Studies show that even moderate weight loss can drastically reduce the risk of prediabetes transitioning into diabetes. With that in mind, Medicare created a new billing code this year that pays health care providers for referring prediabetic beneficiaries to coaching classes aimed at encouraging lifestyle changes.
The Medicare Diabetes Prevention Program (MDPP) that went into effect on April 1 offers classroom sessions over 1 or 2 years. Payment is based on class attendance and achieving a weight loss goal of 5%. Reimbursement can be as high as $670 per beneficiary over 2 years, without requiring too much effort from providers.
“MDPP services are furnished by lifestyle coaches on behalf of MDPP suppliers,” says April M. Washington, a Centers for Medicare & Medicaid Services (CMS) public affairs officer based in Atlanta. “A coach could be an employee, contractor, or volunteer.” Coaches do not need special clinical certification or training; however, they must possess a National Provider Identifier number and be free of certain felony convictions. Suppliers can be traditional health care providers like physician practices or community-based organizations, such as YMCAs or faith-based organizations, she adds.

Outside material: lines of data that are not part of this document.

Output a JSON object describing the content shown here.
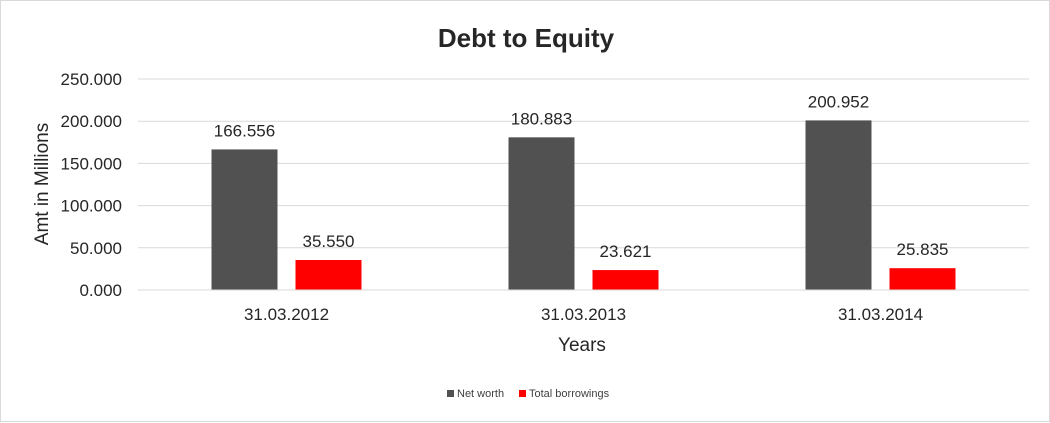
{
  "chart_data": {
    "type": "bar",
    "title": "Debt to Equity",
    "xlabel": "Years",
    "ylabel": "Amt in Millions",
    "categories": [
      "31.03.2012",
      "31.03.2013",
      "31.03.2014"
    ],
    "series": [
      {
        "name": "Net worth",
        "color": "#515151",
        "values": [
          166.556,
          180.883,
          200.952
        ],
        "labels": [
          "166.556",
          "180.883",
          "200.952"
        ]
      },
      {
        "name": "Total borrowings",
        "color": "#ff0000",
        "values": [
          35.55,
          23.621,
          25.835
        ],
        "labels": [
          "35.550",
          "23.621",
          "25.835"
        ]
      }
    ],
    "ylim": [
      0,
      250
    ],
    "yticks": [
      0,
      50,
      100,
      150,
      200,
      250
    ],
    "ytick_labels": [
      "0.000",
      "50.000",
      "100.000",
      "150.000",
      "200.000",
      "250.000"
    ],
    "grid": true,
    "legend_position": "bottom"
  }
}
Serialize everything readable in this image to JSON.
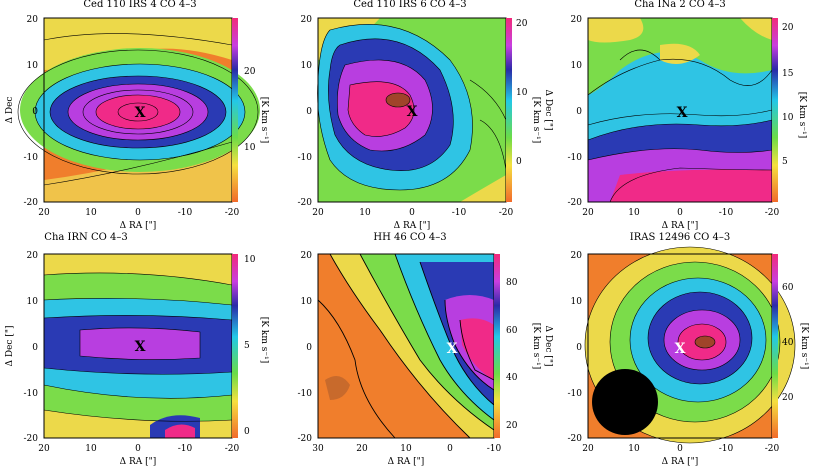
{
  "figure": {
    "panels": [
      {
        "id": "p1",
        "title": "Ced 110 IRS 4 CO 4–3",
        "xlabel": "Δ RA [\"]",
        "ylabel": "Δ Dec",
        "cbar_label": "[K km s⁻¹]",
        "xticks": [
          "20",
          "10",
          "0",
          "-10",
          "-20"
        ],
        "yticks": [
          "20",
          "10",
          "0",
          "-10",
          "-20"
        ],
        "cbar_ticks": [
          "20",
          "10"
        ],
        "marker": "X",
        "marker_color": "black"
      },
      {
        "id": "p2",
        "title": "Ced 110 IRS 6 CO 4–3",
        "xlabel": "Δ RA [\"]",
        "ylabel": "Δ Dec [\"]",
        "cbar_label": "[K km s⁻¹]",
        "xticks": [
          "20",
          "10",
          "0",
          "-10",
          "-20"
        ],
        "yticks": [
          "20",
          "10",
          "0",
          "-10",
          "-20"
        ],
        "cbar_ticks": [
          "20",
          "10",
          "0"
        ],
        "marker": "X",
        "marker_color": "black"
      },
      {
        "id": "p3",
        "title": "Cha INa 2 CO 4–3",
        "xlabel": "Δ RA [\"]",
        "ylabel": "",
        "cbar_label": "[K km s⁻¹]",
        "xticks": [
          "20",
          "10",
          "0",
          "-10",
          "-20"
        ],
        "yticks": [
          "20",
          "10",
          "0",
          "-10",
          "-20"
        ],
        "cbar_ticks": [
          "20",
          "15",
          "10",
          "5"
        ],
        "marker": "X",
        "marker_color": "black"
      },
      {
        "id": "p4",
        "title": "Cha IRN CO 4–3",
        "xlabel": "Δ RA [\"]",
        "ylabel": "Δ Dec [\"]",
        "cbar_label": "[K km s⁻¹]",
        "xticks": [
          "20",
          "10",
          "0",
          "-10",
          "-20"
        ],
        "yticks": [
          "20",
          "10",
          "0",
          "-10",
          "-20"
        ],
        "cbar_ticks": [
          "10",
          "5",
          "0"
        ],
        "marker": "X",
        "marker_color": "black"
      },
      {
        "id": "p5",
        "title": "HH 46 CO 4–3",
        "xlabel": "Δ RA [\"]",
        "ylabel": "Δ Dec [\"]",
        "cbar_label": "[K km s⁻¹]",
        "xticks": [
          "30",
          "20",
          "10",
          "0",
          "-10"
        ],
        "yticks": [
          "20",
          "10",
          "0",
          "-10",
          "-20"
        ],
        "cbar_ticks": [
          "80",
          "60",
          "40",
          "20"
        ],
        "marker": "X",
        "marker_color": "white"
      },
      {
        "id": "p6",
        "title": "IRAS 12496 CO 4–3",
        "xlabel": "Δ RA [\"]",
        "ylabel": "",
        "cbar_label": "[K km s⁻¹]",
        "xticks": [
          "20",
          "10",
          "0",
          "-10",
          "-20"
        ],
        "yticks": [
          "20",
          "10",
          "0",
          "-10",
          "-20"
        ],
        "cbar_ticks": [
          "60",
          "40",
          "20"
        ],
        "marker": "X",
        "marker_color": "white"
      }
    ]
  }
}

Classes can occur in a practice setting or at offsite locations, such as a local church. In the first 6 months of the program, suppliers must offer 16 group training sessions, at least once a week, and use a curriculum approved by the Centers for Disease Control and Prevention.
In months 6 through 12, suppliers must offer classes at least monthly. After that, eligible patients can continue to attend monthly classes for another year. Even if patients develop diabetes while enrolled in the classes, they are still eligible for the program. However, patients who are disqualified for lack of attendance or weight loss can never re-enroll. Thus, motivated patients are a must for a successful program.
Eligibility requires a body mass index of at least 25 kg/m2, or 23 kg/m2 if the patient self-identifies as Asian. Patients must also have one of the following: glycated hemoglobin between 5.7% and 6.4%, fasting plasma glucose of 110 to 125 mg/dL, or 2-hour plasma glucose of 140 to 199 mg/dL.
Although a physician referral is not required, a CMS statement notes that clinicians play a vital role: “This is particularly important because only 14% of adults aged 65 and older with prediabetes are aware of their condition.”